Clients aren't limited to just one funding method. In complex cases, you might see a combination — for instance, a CFA with ATE insurance, or third party funding with an ATE policy for adverse costs. The key is to put together a package that gives the client access to justice while managing their financial risk.
Whatever funding method you use, document everything. Record the options you discussed with the client, why a particular method was chosen, and ensure all agreements are in writing. If a dispute arises later about costs, your file notes will be your best defence.
The exam often presents a client scenario and asks you to identify the most appropriate funding option. Common traps include suggesting a CFA for a criminal case (not allowed), forgetting to check for BTE insurance, or confusing the DBA percentage caps. You'll also be tested on the statutory charge and the differences between magistrates' and Crown Court legal aid.

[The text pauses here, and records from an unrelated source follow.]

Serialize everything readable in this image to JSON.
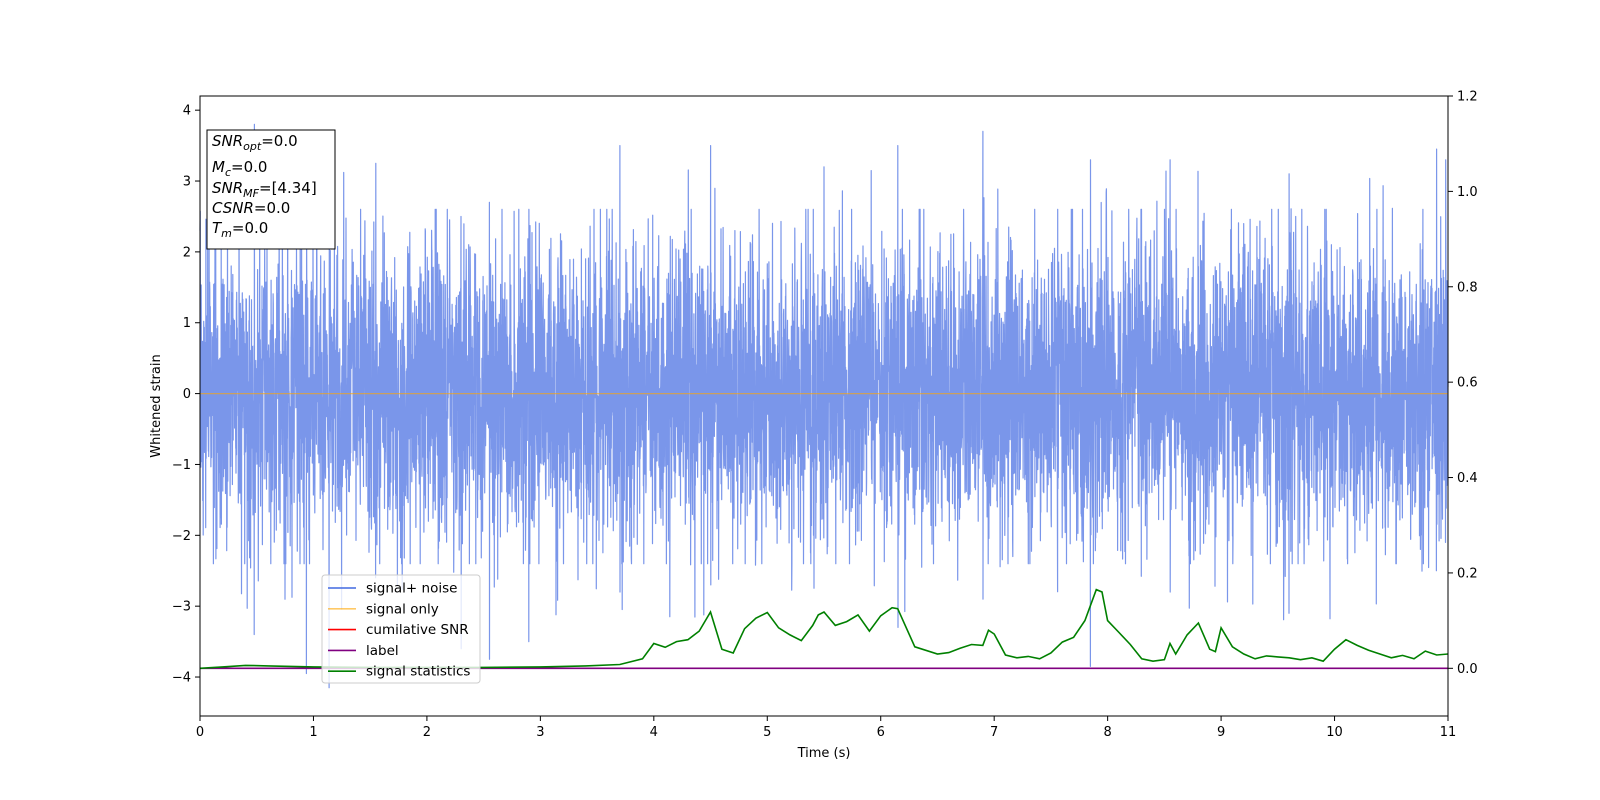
{
  "chart_data": {
    "type": "line",
    "xlabel": "Time (s)",
    "ylabel": "Whitened strain",
    "xlim": [
      0,
      11
    ],
    "ylim": [
      -4.55,
      4.2
    ],
    "y2lim": [
      -0.1,
      1.2
    ],
    "x_ticks": [
      0,
      1,
      2,
      3,
      4,
      5,
      6,
      7,
      8,
      9,
      10,
      11
    ],
    "y_ticks": [
      -4,
      -3,
      -2,
      -1,
      0,
      1,
      2,
      3,
      4
    ],
    "y2_ticks": [
      0.0,
      0.2,
      0.4,
      0.6,
      0.8,
      1.0,
      1.2
    ],
    "grid": false,
    "legend_position": "lower-left",
    "legend": [
      {
        "label": "signal+ noise",
        "color": "#4169e1"
      },
      {
        "label": "signal only",
        "color": "#ffa500"
      },
      {
        "label": "cumilative SNR",
        "color": "#ff0000"
      },
      {
        "label": "label",
        "color": "#800080"
      },
      {
        "label": "signal statistics",
        "color": "#008000"
      }
    ],
    "annotation": {
      "lines": [
        {
          "base": "SNR",
          "sub": "opt",
          "rest": "=0.0"
        },
        {
          "base": "M",
          "sub": "c",
          "rest": "=0.0"
        },
        {
          "base": "SNR",
          "sub": "MF",
          "rest": "=[4.34]"
        },
        {
          "base": "CSNR",
          "sub": "",
          "rest": "=0.0"
        },
        {
          "base": "T",
          "sub": "m",
          "rest": "=0.0"
        }
      ]
    },
    "series": [
      {
        "name": "signal+ noise",
        "axis": "left",
        "color": "#4169e1",
        "style": "dense noise, approx. gaussian, amplitude range -4.2 to 3.8",
        "peaks": [
          {
            "x": 0.0,
            "y_top": 2.3,
            "y_bottom": -2.1
          },
          {
            "x": 0.48,
            "y_top": 3.8,
            "y_bottom": -3.4
          },
          {
            "x": 0.94,
            "y_top": 2.4,
            "y_bottom": -3.95
          },
          {
            "x": 1.14,
            "y_top": 2.6,
            "y_bottom": -4.15
          },
          {
            "x": 1.55,
            "y_top": 3.25,
            "y_bottom": -2.6
          },
          {
            "x": 2.3,
            "y_top": 2.5,
            "y_bottom": -3.6
          },
          {
            "x": 2.55,
            "y_top": 2.7,
            "y_bottom": -3.75
          },
          {
            "x": 2.9,
            "y_top": 2.6,
            "y_bottom": -3.5
          },
          {
            "x": 3.7,
            "y_top": 3.5,
            "y_bottom": -2.8
          },
          {
            "x": 4.5,
            "y_top": 3.5,
            "y_bottom": -2.7
          },
          {
            "x": 5.5,
            "y_top": 3.2,
            "y_bottom": -3.5
          },
          {
            "x": 6.15,
            "y_top": 3.5,
            "y_bottom": -3.3
          },
          {
            "x": 6.9,
            "y_top": 3.7,
            "y_bottom": -2.9
          },
          {
            "x": 7.85,
            "y_top": 3.3,
            "y_bottom": -3.85
          },
          {
            "x": 8.55,
            "y_top": 3.3,
            "y_bottom": -2.8
          },
          {
            "x": 9.6,
            "y_top": 3.1,
            "y_bottom": -3.1
          },
          {
            "x": 10.9,
            "y_top": 3.45,
            "y_bottom": -2.5
          },
          {
            "x": 10.98,
            "y_top": 3.3,
            "y_bottom": -2.1
          }
        ]
      },
      {
        "name": "signal only",
        "axis": "left",
        "color": "#ffa500",
        "x": [
          0,
          11
        ],
        "y": [
          0,
          0
        ]
      },
      {
        "name": "cumilative SNR",
        "axis": "right",
        "color": "#ff0000",
        "x": [],
        "y": []
      },
      {
        "name": "label",
        "axis": "right",
        "color": "#800080",
        "x": [
          0,
          11
        ],
        "y": [
          0,
          0
        ]
      },
      {
        "name": "signal statistics",
        "axis": "right",
        "color": "#008000",
        "x": [
          0,
          0.2,
          0.4,
          0.6,
          1.0,
          1.5,
          2.0,
          2.5,
          3.0,
          3.4,
          3.7,
          3.9,
          4.0,
          4.1,
          4.2,
          4.3,
          4.4,
          4.5,
          4.6,
          4.7,
          4.8,
          4.9,
          5.0,
          5.1,
          5.2,
          5.3,
          5.4,
          5.45,
          5.5,
          5.6,
          5.7,
          5.8,
          5.9,
          6.0,
          6.1,
          6.15,
          6.3,
          6.5,
          6.6,
          6.7,
          6.8,
          6.9,
          6.95,
          7.0,
          7.1,
          7.2,
          7.3,
          7.4,
          7.5,
          7.6,
          7.7,
          7.8,
          7.9,
          7.95,
          8.0,
          8.1,
          8.2,
          8.3,
          8.4,
          8.5,
          8.55,
          8.6,
          8.7,
          8.8,
          8.9,
          8.95,
          9.0,
          9.1,
          9.2,
          9.3,
          9.4,
          9.5,
          9.6,
          9.7,
          9.8,
          9.9,
          10.0,
          10.1,
          10.2,
          10.3,
          10.4,
          10.5,
          10.6,
          10.7,
          10.8,
          10.9,
          11.0
        ],
        "y": [
          0.0,
          0.003,
          0.006,
          0.005,
          0.003,
          0.002,
          0.002,
          0.002,
          0.003,
          0.005,
          0.008,
          0.02,
          0.052,
          0.044,
          0.056,
          0.06,
          0.078,
          0.118,
          0.04,
          0.032,
          0.083,
          0.105,
          0.117,
          0.085,
          0.07,
          0.058,
          0.09,
          0.112,
          0.118,
          0.09,
          0.098,
          0.112,
          0.078,
          0.11,
          0.127,
          0.125,
          0.045,
          0.03,
          0.033,
          0.042,
          0.05,
          0.048,
          0.08,
          0.072,
          0.028,
          0.022,
          0.025,
          0.02,
          0.032,
          0.055,
          0.065,
          0.1,
          0.165,
          0.16,
          0.1,
          0.075,
          0.05,
          0.02,
          0.015,
          0.018,
          0.052,
          0.03,
          0.07,
          0.095,
          0.04,
          0.035,
          0.085,
          0.045,
          0.03,
          0.02,
          0.026,
          0.024,
          0.022,
          0.018,
          0.022,
          0.015,
          0.04,
          0.06,
          0.048,
          0.038,
          0.03,
          0.022,
          0.027,
          0.02,
          0.036,
          0.028,
          0.03
        ]
      }
    ]
  }
}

Don't mix up CFAs and DBAs. With a CFA, you charge your normal fees plus a success fee (percentage of your costs). With a DBA, you take a percentage of the client's damages. The risk profile and caps are different. In the exam, read the question carefully to identify which arrangement is being described.
Before the exam, make sure you can: (1) identify which funding options are available for each case type, (2) state the CFA success fee cap and DBA percentage caps from memory, (3) explain the three tests for civil legal aid (scope, means, merits), (4) describe the statutory charge, and (5) explain why you must always check for BTE insurance first.